Namaku Masa Depanku (part 2)
Firman Kurniawan 12 Maret 2011
Tidak lama setelah tragedi pemberian nama ke-1. Hari itu aku sedang mampir ke salah seorang teman guru di dusun ini, Harisandi alias Sandi. Malam itu aku memang berencana untuk bermalam di rumahnya. Disana kebetulan ada seorang anak balita yang selama ini kupanggil “si juteks”, selain itu ada pula mamak dari si Juteks.
Obrolan pun dimulai dengan hal-hal ringan dimana aku mencoba bermain dan menghibur si Juteks. Namun sesuai dengan namanya, 'Si Juteks', orang sepertiku pun tidak mempan di hadapannya.
“Hei, kok ga pernah senyum sih. Mukanya cemberut terus”. Kataku padanya.
“ayayyyayyya…”, jawab si Juteks.
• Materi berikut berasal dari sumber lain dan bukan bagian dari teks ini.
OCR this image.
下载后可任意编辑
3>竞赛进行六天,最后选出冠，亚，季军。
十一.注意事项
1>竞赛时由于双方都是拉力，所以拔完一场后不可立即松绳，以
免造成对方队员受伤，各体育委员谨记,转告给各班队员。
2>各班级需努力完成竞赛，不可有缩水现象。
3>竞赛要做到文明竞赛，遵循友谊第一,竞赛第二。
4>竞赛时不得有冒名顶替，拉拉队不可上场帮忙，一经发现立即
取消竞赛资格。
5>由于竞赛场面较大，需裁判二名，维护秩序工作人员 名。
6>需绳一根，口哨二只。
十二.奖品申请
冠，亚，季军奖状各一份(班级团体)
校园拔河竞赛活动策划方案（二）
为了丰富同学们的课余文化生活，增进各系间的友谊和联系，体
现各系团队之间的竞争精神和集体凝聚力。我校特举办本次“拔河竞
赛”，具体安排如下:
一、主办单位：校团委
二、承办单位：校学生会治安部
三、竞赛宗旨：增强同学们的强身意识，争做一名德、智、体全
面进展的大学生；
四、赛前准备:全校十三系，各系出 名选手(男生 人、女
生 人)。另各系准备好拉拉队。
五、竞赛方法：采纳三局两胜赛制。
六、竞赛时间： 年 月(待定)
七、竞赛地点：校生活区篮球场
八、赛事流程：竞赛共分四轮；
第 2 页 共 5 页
Mungkin dalam hatinya ia bilang
“terserah gue donk, muka muka gue”.
Tersinggung mendapat jawaban tidak jelas dan ekspresi yang datar, langsung kuhantam kembali si juteks dengan jurus kedua.
“cilukkk…Baaaaa…”. Sambil menutup dan membuka tangan di depan mukaku.
“aaaayyyaaa……”. Artinya “lu pikir mempan cara kayak gitu, basi!”. Itupun dengan ekspresi datar dan cemberutnya.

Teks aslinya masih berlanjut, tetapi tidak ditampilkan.